Cotton and his colleagues have experience of much more expensive ERP systems. "We would never consider using SAP because the infrastructure and the change in the business it requires is too much of a long-term goal. It is the difference between the system driving how the business operates, and the business driving the system.

"Efacs is basically a SQL database that we can access through reports and so on, ad hoc. I write at least one report a day for somebody. There is no need to call in a specialist, no written code you have to pay an arm and a leg for."

Sometimes, however, technology can drive a business in the most rewarding way. Two years ago, Travelpack, a UK-based provider of specialist holidays to India, moved most of its data entry and accounting functions to offices in Goa. It set up an IP-based virtual private network to handle data transfer.

"The downside was rapidly escalating phone bills," explains Travelpack's joint managing director and IT director Tim Bushell. "Wages may be lower in India, but telecom costs are not."

On the recommendation of IP Integration - the company that set up the VPN, Bushell looked into voice over IP, which provides voice calls at local internet access rates.

Travelpack adopted eight-port, Linux-based Bosanova IP telephony gateways from BOSCom to provide eight VoIP lines between Harrow and Goa, and internet links from its three other Indian offices. The cost was less than £5,000. "As we already had 1mbps leased-line links to our UK and Indian ISPs, our voice call tariff costs were nil," says Bushell.

Voice quality is good, even at peak times, although there is a fall-back to the public switched telephone network should quality drop.
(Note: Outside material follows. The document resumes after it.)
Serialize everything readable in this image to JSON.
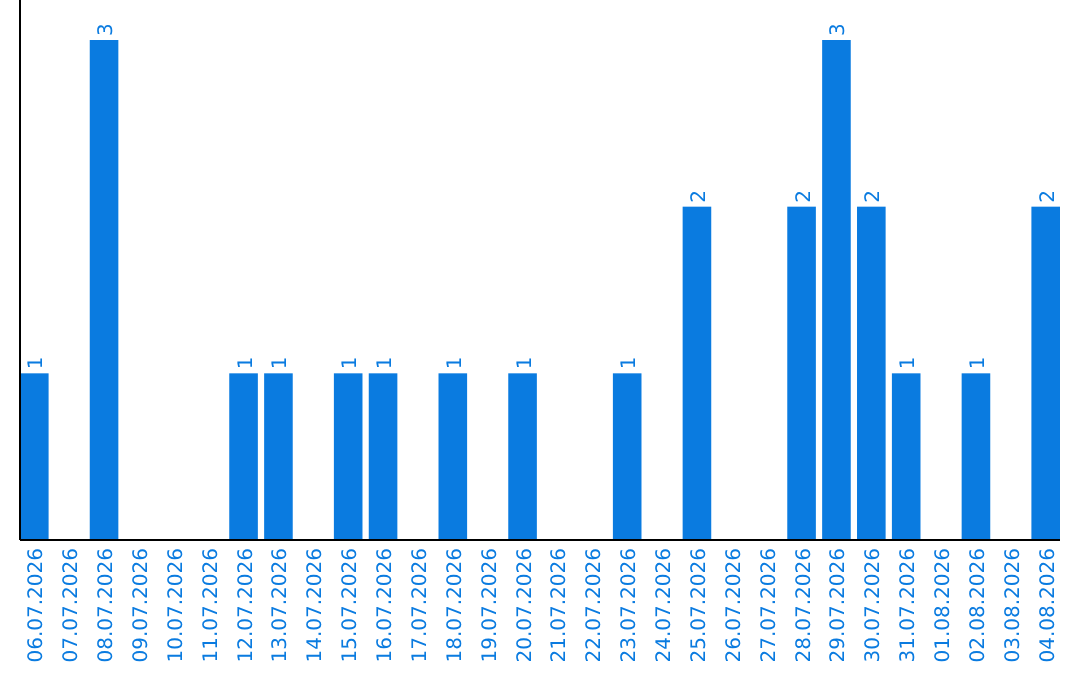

Travelpack decided it was good enough for external use too, and took advantage of the time difference to route early-morning customer calls from the UK to staff in India.

"Without IP telephony, our monthly telephone bills between the UK and India would top £100,000 a month," Bushell says. "We built this as a way of communicating with 15 or 20 internal staff in Goa. There was not a great deal of pressure for it to work, and it did not involve much expenditure. So if it did not work, we could have just chalked it up to experience. But it performed way beyond what we expected.

"We have just bought a new building in India, capable of taking up to 1,000 staff, primarily because we can see the cost savings in taking calls over there.

"It is almost as if the technology has opened up the business, which is a bit bizarre."

Somewhere, deep down, perhaps this is what every IT director is hoping for: a miraculous business transformation from simple, low-cost technology. The difference today is that we no longer expect it.

The quick fix - five ways to get ROI in under a year

Invest in low-cost voice over IP gateways, and get national and international calls for the price of a connection to your ISP

Consolidate by migrating to the best of your legacy systems, instead of buying a new one. Every old system you eliminate will bring a quick win in licence and maintenance costs

Break large projects up into a series of stages, each with a business goal and ROI within one budgetary period

Invest in management reporting or analytical applications that highlight spending trends, enabling you to claim earlier discounts from regular suppliers

Automate any remaining manual administrative processes.

Can't pay? Won't pay!

Chris Potts, director of consultancy Dominic Barrow, says some of his clients are looking into exploiting the IT they already have - and have spent a lot of money on - with little or no new investment.

"Among the other advantages, there is no time lag," he says. "You can shorten the whole cycle by removing the lead time."

Others are deferring investments, in the expectation that prices will fall. "Directors are fully aware of how the IT industry works these days, and whether products and services are over-priced," says Potts.

"Although hardware is getting cheaper, the price of software and the services to make it work still seem pretty buoyant. Before they go spending money on software, they think there is room for efficiencies in the market, to bring down the prices of things that still look pretty expensive for what they are."